Unless you've shot your airgun through a chronograph, you don't really know what its doing. The advertised velocities of break-barrel guns is almost always off. Its probably doing something like 300-400fps or less if it isn't shooting deep into the coon. Basically like a Red-Ryder. Break-action airguns often are cheaply made and the seals go bad on them easy. My brother brought me one last week that we choreographed at under 400fps, but you couldn't tell it from shot noise or watching the impact.

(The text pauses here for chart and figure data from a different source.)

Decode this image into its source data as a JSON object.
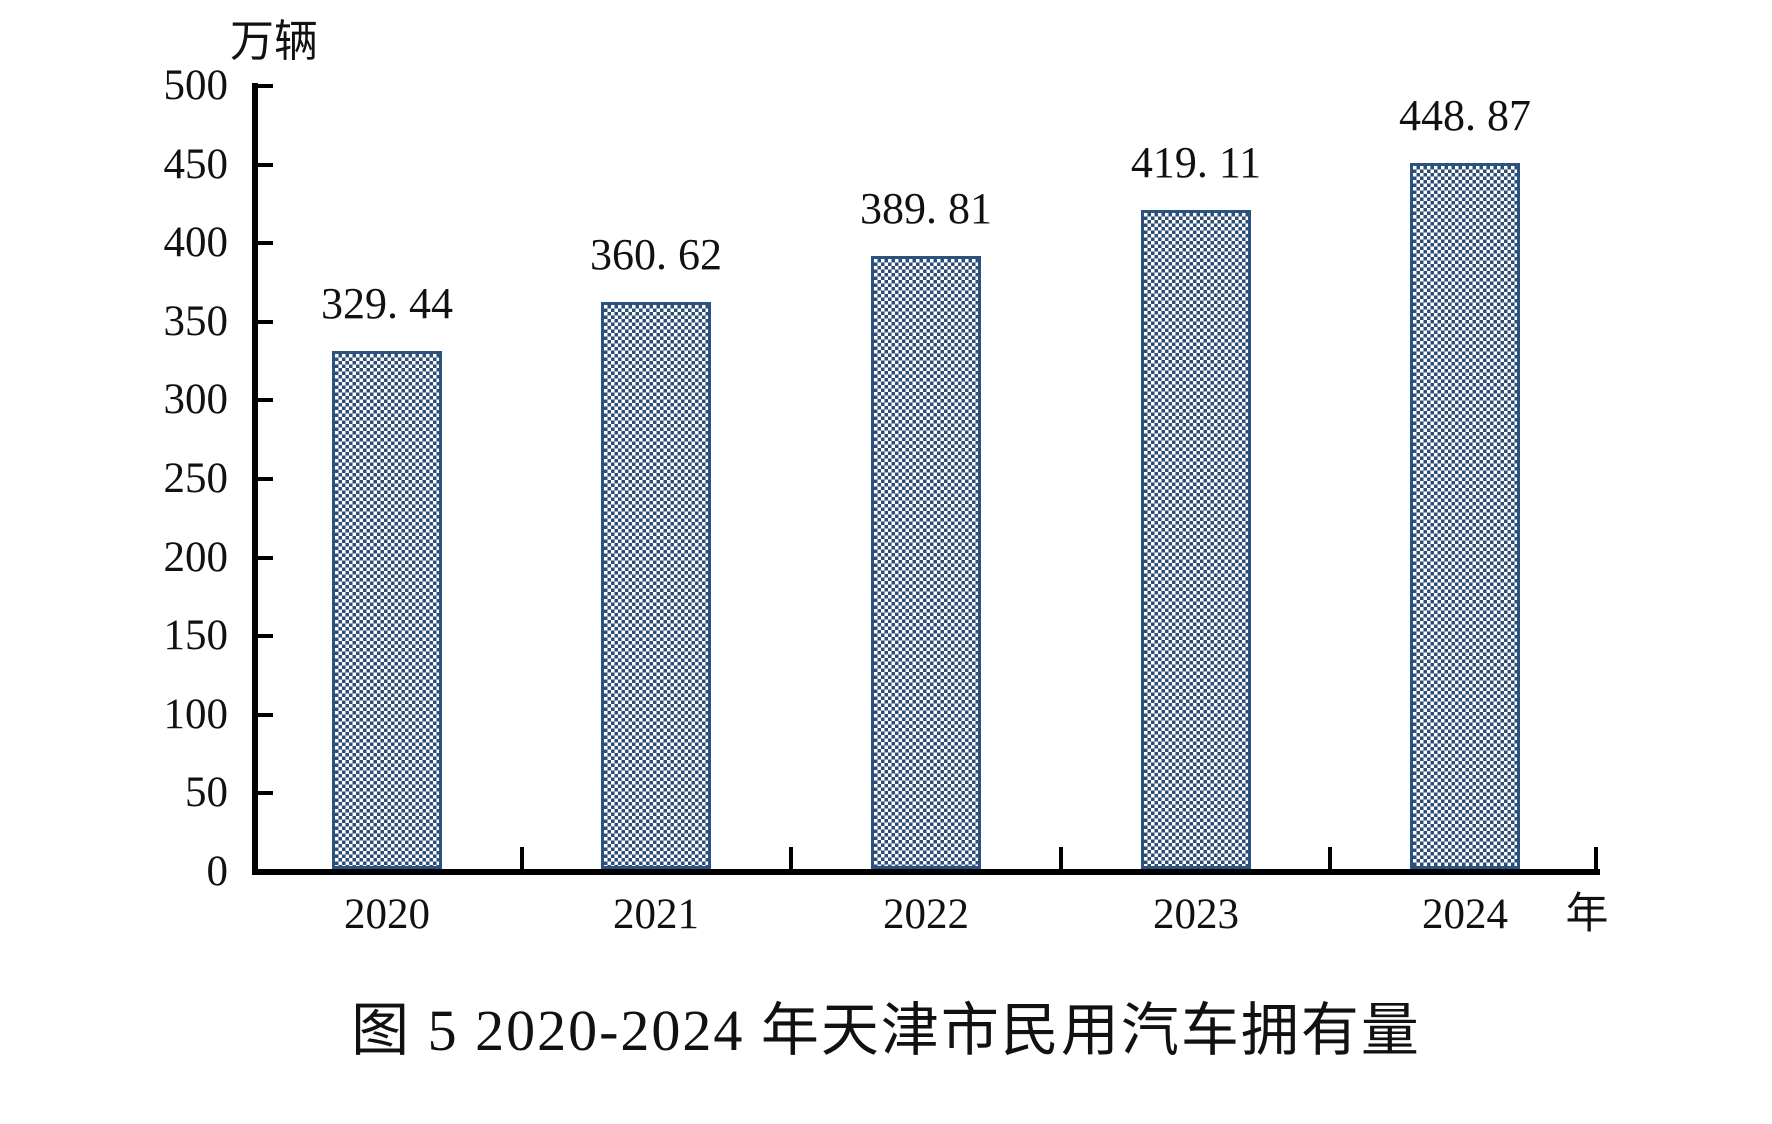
{
  "chart_data": {
    "type": "bar",
    "title": "图 5  2020-2024 年天津市民用汽车拥有量",
    "unit_label": "万辆",
    "x_axis_suffix": "年",
    "categories": [
      "2020",
      "2021",
      "2022",
      "2023",
      "2024"
    ],
    "values": [
      329.44,
      360.62,
      389.81,
      419.11,
      448.87
    ],
    "value_labels": [
      "329. 44",
      "360. 62",
      "389. 81",
      "419. 11",
      "448. 87"
    ],
    "ylim": [
      0,
      500
    ],
    "y_ticks": [
      0,
      50,
      100,
      150,
      200,
      250,
      300,
      350,
      400,
      450,
      500
    ],
    "grid": false,
    "legend": null,
    "bar_pattern": "small-checkerboard",
    "bar_fill_color": "#2e4d74",
    "bar_border_color": "#2b5280",
    "axis_color": "#000000",
    "background_color": "#ffffff"
  }
}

A standard weight .177 pellet impacting at 850fps should be able to penetrate a coon's skull pretty easy presuming it doesn't hit an angle and deflect. At an impact velocity of 850fps, a .177 pellet will provide about 7 inches of penetration into ballistics gel. The formula for calculating penetration into ballistics gel is projectile weight x 100 / 7000 /.caliber/.caliber x 2.06 x impact velocity (expressed as 1.0 for 1000fps). The formula is conservative if anything. If you aren't getting penetration equal or more than what the formula would predict, your velocity isn't as fast as you think it is.
If you browse around on my channel, you'll see video documentation of scores of clean kills using PCP air-rifles on all manner of larger game, including raccoons, beaver, fox, whitetail deer, wild turkey, and wild hog with calibers ranging from .177 to .45.

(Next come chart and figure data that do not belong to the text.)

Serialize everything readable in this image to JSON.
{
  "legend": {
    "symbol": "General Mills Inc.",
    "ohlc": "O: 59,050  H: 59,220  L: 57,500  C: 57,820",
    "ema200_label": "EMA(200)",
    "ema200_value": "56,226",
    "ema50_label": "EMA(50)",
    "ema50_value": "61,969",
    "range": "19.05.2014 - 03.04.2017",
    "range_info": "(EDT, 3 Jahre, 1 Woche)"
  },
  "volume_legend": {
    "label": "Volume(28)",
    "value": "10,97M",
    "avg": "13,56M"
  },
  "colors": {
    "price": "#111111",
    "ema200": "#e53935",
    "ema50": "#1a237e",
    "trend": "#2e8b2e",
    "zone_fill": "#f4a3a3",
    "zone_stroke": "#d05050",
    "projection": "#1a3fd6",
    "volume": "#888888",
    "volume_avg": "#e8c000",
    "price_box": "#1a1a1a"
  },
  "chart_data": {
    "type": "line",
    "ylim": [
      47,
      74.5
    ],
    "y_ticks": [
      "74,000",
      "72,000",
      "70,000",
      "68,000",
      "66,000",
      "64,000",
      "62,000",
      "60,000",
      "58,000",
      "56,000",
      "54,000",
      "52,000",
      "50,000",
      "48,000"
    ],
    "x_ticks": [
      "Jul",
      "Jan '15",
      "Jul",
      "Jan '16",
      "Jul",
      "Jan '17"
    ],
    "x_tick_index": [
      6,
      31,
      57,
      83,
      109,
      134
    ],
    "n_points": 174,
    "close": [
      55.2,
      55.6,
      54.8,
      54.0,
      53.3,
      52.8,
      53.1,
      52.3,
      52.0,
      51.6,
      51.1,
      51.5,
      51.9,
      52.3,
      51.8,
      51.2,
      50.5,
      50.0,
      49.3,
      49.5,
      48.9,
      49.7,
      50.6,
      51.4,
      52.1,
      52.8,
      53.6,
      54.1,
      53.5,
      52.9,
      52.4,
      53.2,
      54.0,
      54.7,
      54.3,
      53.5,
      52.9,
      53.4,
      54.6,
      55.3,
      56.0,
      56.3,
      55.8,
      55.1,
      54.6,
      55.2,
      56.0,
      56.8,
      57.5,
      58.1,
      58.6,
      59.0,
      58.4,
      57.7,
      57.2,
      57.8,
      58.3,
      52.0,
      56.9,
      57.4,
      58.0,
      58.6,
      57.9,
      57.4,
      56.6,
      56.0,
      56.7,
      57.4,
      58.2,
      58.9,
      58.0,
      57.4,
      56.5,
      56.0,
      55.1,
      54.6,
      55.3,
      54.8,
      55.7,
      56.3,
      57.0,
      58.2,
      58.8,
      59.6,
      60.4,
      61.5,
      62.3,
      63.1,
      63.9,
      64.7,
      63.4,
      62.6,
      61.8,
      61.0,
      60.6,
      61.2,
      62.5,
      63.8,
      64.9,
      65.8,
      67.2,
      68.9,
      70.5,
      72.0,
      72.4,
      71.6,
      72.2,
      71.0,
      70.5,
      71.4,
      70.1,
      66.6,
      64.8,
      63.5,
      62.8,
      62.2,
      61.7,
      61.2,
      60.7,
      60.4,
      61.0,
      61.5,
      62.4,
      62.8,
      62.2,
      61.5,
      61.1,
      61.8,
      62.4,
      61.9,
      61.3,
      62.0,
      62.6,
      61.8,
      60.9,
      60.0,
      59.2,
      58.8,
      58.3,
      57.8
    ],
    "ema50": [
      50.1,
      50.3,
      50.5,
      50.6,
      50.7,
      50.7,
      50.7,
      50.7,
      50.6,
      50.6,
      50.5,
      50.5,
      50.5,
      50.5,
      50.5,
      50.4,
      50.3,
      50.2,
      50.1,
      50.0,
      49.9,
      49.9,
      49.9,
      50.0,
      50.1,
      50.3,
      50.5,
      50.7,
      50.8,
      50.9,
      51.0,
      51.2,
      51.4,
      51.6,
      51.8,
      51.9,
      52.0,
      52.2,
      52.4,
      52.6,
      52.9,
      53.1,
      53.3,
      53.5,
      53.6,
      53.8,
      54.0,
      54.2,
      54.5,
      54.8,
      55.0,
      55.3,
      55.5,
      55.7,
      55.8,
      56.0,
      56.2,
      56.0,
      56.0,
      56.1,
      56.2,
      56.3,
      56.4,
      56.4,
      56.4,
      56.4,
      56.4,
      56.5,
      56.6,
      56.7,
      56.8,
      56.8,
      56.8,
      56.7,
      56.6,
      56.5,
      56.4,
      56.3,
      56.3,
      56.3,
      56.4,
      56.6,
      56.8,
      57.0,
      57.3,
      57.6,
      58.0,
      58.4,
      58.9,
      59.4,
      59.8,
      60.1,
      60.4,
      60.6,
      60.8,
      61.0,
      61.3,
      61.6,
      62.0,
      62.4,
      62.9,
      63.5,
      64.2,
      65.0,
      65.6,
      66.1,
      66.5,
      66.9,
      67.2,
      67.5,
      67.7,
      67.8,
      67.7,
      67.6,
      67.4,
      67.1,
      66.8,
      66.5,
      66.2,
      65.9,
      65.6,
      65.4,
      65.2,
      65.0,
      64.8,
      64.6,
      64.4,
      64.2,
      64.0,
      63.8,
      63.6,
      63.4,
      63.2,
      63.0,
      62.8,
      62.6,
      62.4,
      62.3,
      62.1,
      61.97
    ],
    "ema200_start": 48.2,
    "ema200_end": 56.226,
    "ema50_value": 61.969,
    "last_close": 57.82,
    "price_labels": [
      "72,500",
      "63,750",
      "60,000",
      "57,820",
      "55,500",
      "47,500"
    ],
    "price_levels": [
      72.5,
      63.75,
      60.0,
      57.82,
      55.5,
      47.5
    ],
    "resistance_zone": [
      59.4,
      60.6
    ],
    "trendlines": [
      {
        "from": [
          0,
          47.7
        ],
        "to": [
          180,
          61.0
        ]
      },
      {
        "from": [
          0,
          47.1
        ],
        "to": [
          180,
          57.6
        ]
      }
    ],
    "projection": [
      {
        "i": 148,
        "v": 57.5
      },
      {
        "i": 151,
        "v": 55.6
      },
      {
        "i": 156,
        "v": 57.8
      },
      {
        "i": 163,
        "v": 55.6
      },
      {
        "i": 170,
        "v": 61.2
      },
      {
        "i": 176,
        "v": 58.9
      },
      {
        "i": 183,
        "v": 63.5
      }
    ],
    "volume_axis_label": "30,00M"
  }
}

Here's a wound channel into hard, thick, wet, clay at 50 yards with my .308 airgun. The wound channel was 10 inches deep and my fist could fit inside the largest part of the cavity. That will kill the heck out of a deer or a coyote, much less any varmint that would be prowling around the coop. Its gross overkill on a chicken, but I have used this gun to cull chickens with the power turned down to shoot light pellets. I don't find the .177 or the .22s any less effective so I see no reason not to use them for simply culling.